They help me sleep a lot better too, which keeps me rested for the work days.

------
itamarst
As you say, it's motivation. So you need to figure out how to align motivation
between what you're doing at work and your own motivations. Motivation isn't
just about technology you're using, it's about whether you're learning, how
you feel about company's goals, and so on.

So you could:

* Switch to a more interesting project at work.

* Find a new job that's more compelling.

* Focus on second order motivations, like "I am making money to pay for food." This is harder.
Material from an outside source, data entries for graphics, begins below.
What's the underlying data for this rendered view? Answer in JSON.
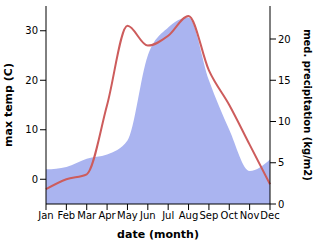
{
  "chart_data": {
    "type": "line",
    "x_label": "date (month)",
    "y_label": "max temp (C)",
    "y2_label": "med. precipitation (kg/m2)",
    "categories": [
      "Jan",
      "Feb",
      "Mar",
      "Apr",
      "May",
      "Jun",
      "Jul",
      "Aug",
      "Sep",
      "Oct",
      "Nov",
      "Dec"
    ],
    "series": [
      {
        "name": "med. precipitation",
        "type": "area",
        "axis": "y2",
        "color": "#aab4f0",
        "values": [
          4.2,
          4.5,
          5.5,
          6,
          7.7,
          18,
          21.4,
          22.6,
          15,
          9,
          4,
          5.4
        ]
      },
      {
        "name": "max temp",
        "type": "line",
        "color": "#cd5c5c",
        "values": [
          -2,
          0,
          1,
          15,
          31,
          27,
          29,
          33,
          22,
          15,
          7,
          -1
        ]
      }
    ],
    "ylim": [
      -5,
      35
    ],
    "yticks": [
      0,
      10,
      20,
      30
    ],
    "y2lim": [
      0,
      24
    ],
    "y2ticks": [
      0,
      5,
      10,
      15,
      20
    ],
    "grid": false
  }
}
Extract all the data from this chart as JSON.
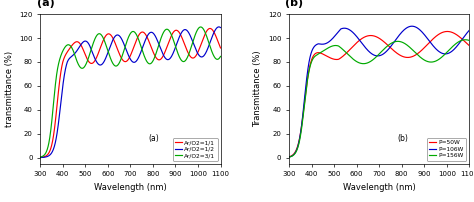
{
  "panel_a": {
    "title": "(a)",
    "xlabel": "Wavelength (nm)",
    "ylabel": "transmittance (%)",
    "xlim": [
      300,
      1100
    ],
    "ylim": [
      -5,
      120
    ],
    "yticks": [
      0,
      20,
      40,
      60,
      80,
      100,
      120
    ],
    "xticks": [
      300,
      400,
      500,
      600,
      700,
      800,
      900,
      1000,
      1100
    ],
    "legend_labels": [
      "Ar/O2=1/1",
      "Ar/O2=1/2",
      "Ar/O2=3/1"
    ],
    "line_colors": [
      "#ff0000",
      "#0000cc",
      "#00aa00"
    ]
  },
  "panel_b": {
    "title": "(b)",
    "xlabel": "Wavelength (nm)",
    "ylabel": "Transmittance (%)",
    "xlim": [
      300,
      1100
    ],
    "ylim": [
      -5,
      120
    ],
    "yticks": [
      0,
      20,
      40,
      60,
      80,
      100,
      120
    ],
    "xticks": [
      300,
      400,
      500,
      600,
      700,
      800,
      900,
      1000,
      1100
    ],
    "legend_labels": [
      "P=50W",
      "P=106W",
      "P=156W"
    ],
    "line_colors": [
      "#ff0000",
      "#0000cc",
      "#00aa00"
    ]
  },
  "background_color": "#ffffff",
  "figsize": [
    4.74,
    2.02
  ],
  "dpi": 100
}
More here: [https://codewithoutrules.com/2017/08/03/stay-
focused/](https://codewithoutrules.com/2017/08/03/stay-focused/)

------
tixocloud
It sounds like what you're working on in your day job isn't as appealing as
your side projects. You might take some time to reflect on the reasons why -
it may or may not be programming-related. It could also be about what value
you see in your day job. For me to get out of my struggle, I identified some
roadblocks that were preventing me in my day job, which included communication
skills. Once I had the realization that communication skills was something I
needed to develop in order to be successful in growing my own startup, I took
every opportunity in my day job to take it as personal development.

------
danm07
Dumb as it may sound, have a list of todos that each takes no more than 10
minutes. We generally think linearly, so go through the list of what you must
do one at a time, and make the physical gesture of crossing out the item on
completion.

------
Renzow
Turn the internet off. Focus will return. Use zeal docs and offline
stackoverflow (via kiwix) and it will help get most dev work done offline. I
mentor new devs and this is the number one issue I hear from them.

------
afarrell
If you were asked to explain why the project you are currently working on is
useful to someone, could you?

------
cm2012
Loud music.